Re: another /tmp race: `perl -e' opens temp file not safely

[shalunov () MCCME RU (stanislav shalunov)]

> > > > > "deraadt" == Theo de Raadt <deraadt () cvs openbsd org> writes:

 deraadt> Moreover, Stanislav's patch retained the use of of mktemp(),
 deraadt> which means his fixed perl can still be denial-of-serviced

This is true.  You can still DOS Perl after my quick patch (if you win
the race).  I am afraid that the same might apply to your patch as
well, at least on some systems and to some degree.  But surely
mkstemp() is a better thing to do.

 deraadt> The correct fix is to use mkstemp(), which is designed to be
 deraadt> (much more) impervious to these kinds of races.

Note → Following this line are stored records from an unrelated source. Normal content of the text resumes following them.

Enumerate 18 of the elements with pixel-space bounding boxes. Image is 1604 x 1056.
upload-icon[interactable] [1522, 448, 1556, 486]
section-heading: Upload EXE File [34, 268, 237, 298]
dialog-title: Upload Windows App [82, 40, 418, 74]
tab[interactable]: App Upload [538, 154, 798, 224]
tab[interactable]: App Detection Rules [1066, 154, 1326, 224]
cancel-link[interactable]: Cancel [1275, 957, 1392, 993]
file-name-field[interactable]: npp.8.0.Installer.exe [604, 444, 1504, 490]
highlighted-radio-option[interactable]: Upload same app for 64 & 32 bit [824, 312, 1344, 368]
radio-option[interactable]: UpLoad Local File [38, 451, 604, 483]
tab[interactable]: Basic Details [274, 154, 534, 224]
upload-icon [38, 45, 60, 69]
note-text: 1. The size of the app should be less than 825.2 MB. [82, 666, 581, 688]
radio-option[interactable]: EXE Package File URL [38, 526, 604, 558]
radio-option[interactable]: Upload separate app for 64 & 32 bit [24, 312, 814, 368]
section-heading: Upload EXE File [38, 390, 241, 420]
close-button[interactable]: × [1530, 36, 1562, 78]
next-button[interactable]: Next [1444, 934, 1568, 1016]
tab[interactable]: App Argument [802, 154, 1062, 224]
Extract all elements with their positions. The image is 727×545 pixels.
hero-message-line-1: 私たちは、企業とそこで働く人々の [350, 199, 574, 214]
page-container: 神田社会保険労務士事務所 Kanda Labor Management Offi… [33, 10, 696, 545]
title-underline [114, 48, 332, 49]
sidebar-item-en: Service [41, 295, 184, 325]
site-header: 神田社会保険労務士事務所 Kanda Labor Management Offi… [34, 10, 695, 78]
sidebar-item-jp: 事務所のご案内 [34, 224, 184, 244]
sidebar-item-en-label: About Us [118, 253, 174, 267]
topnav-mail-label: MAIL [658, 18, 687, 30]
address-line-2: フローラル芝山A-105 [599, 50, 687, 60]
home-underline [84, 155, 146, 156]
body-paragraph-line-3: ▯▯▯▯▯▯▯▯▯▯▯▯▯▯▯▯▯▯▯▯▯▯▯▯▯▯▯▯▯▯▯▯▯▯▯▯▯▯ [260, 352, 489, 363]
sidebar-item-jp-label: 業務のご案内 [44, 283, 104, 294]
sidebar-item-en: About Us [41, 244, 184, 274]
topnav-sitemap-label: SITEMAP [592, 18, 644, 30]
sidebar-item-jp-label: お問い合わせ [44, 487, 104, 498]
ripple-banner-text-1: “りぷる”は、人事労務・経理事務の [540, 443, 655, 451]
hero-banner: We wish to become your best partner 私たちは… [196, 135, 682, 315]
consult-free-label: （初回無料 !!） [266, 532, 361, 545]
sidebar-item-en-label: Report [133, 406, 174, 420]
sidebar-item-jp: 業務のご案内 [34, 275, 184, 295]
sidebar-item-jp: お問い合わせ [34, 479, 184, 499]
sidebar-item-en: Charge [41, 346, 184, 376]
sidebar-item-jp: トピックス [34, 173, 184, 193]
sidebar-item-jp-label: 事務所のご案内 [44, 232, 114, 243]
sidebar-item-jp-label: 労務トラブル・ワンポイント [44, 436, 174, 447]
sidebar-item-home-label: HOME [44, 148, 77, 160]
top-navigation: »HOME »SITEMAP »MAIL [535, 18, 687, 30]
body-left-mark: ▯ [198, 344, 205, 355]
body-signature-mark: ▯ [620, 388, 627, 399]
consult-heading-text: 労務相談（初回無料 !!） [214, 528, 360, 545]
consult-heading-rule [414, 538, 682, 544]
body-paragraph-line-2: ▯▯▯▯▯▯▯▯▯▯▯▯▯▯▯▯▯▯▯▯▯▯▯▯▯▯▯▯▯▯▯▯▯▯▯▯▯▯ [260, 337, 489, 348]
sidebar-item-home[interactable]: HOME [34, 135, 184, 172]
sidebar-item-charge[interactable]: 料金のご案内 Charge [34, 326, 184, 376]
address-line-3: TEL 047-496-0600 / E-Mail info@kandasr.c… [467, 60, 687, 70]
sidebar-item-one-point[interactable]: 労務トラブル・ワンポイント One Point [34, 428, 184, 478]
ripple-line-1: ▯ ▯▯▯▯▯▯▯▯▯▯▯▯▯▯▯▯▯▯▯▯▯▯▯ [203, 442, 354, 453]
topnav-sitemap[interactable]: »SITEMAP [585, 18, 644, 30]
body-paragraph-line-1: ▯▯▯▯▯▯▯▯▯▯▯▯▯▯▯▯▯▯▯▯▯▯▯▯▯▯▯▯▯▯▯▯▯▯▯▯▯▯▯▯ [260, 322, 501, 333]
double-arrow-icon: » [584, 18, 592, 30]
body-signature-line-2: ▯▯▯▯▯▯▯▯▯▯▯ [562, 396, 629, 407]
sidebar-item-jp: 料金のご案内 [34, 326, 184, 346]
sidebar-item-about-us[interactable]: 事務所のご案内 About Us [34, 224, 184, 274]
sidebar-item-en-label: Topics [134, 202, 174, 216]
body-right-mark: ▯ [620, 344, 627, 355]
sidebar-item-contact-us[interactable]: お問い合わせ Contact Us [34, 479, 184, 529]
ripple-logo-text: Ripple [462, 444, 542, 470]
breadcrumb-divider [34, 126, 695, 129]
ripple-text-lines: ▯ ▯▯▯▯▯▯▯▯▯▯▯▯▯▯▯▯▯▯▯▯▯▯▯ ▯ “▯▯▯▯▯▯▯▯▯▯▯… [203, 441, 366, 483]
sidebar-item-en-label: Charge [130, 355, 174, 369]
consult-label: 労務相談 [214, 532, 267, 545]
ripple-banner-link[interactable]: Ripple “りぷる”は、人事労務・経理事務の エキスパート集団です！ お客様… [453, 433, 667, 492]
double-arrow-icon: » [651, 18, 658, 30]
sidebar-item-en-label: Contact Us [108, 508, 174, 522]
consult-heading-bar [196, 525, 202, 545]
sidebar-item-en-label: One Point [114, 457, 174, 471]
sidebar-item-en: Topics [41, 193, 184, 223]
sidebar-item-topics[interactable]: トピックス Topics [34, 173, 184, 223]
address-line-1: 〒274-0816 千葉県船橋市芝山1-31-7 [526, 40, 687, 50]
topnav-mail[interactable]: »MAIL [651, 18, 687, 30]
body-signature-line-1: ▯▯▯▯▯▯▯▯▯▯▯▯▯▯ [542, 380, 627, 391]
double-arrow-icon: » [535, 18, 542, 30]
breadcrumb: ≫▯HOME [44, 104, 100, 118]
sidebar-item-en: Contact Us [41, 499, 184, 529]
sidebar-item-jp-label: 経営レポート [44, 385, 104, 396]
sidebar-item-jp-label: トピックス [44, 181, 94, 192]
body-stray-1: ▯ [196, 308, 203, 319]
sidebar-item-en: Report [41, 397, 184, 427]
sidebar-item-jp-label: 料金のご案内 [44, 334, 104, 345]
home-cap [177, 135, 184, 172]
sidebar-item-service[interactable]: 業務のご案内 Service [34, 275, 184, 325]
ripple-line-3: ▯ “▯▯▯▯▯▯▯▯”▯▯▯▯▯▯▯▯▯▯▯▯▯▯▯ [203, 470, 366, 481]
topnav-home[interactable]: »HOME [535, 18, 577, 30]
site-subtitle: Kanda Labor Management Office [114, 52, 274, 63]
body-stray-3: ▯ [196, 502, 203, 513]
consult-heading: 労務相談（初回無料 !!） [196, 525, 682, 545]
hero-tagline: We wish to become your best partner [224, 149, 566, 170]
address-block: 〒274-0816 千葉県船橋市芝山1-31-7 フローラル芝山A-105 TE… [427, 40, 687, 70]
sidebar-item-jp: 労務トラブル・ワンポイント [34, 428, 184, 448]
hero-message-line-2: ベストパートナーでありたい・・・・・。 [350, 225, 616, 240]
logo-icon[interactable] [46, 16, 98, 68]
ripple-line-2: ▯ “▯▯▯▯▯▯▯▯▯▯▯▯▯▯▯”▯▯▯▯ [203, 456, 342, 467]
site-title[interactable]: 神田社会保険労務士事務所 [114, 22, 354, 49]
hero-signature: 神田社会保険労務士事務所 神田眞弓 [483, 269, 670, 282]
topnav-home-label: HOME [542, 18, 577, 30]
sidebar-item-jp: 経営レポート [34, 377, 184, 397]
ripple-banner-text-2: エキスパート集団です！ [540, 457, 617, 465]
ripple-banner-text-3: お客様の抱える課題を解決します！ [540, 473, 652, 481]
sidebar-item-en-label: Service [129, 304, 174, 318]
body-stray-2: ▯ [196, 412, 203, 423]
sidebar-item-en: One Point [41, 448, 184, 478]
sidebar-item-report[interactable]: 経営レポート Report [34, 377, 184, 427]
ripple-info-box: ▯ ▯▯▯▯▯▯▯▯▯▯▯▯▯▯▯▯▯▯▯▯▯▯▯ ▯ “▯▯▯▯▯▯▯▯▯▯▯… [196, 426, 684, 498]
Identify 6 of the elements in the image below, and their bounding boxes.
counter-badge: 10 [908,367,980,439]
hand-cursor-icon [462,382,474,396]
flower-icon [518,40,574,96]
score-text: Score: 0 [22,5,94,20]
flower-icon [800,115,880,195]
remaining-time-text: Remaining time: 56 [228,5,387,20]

It is.  However, on many systems it only tries a finite number of
times; if you guess the name every time it open()s you've denied
service to the calling program.  It is much harder to do (you need to
win a lot of races) but theoretically it's possible.  So the program
still isn't correct in the strict sense.  (This does not apply to
OpenBSD: its _gettemp() will try forever which is the right thing to
do because attacker cannot win an infinite number of races--or to put
it more accurately, has probability zero of winning $\aleph_0$ races.)

All this complexity of trivial things (just open a temp file) is one
of the reasons I think the whole idea of /tmp is a fundamental
misdesign and eventually one should be able to chmod it to 755 (while
programs should use per-user TMPDIRs).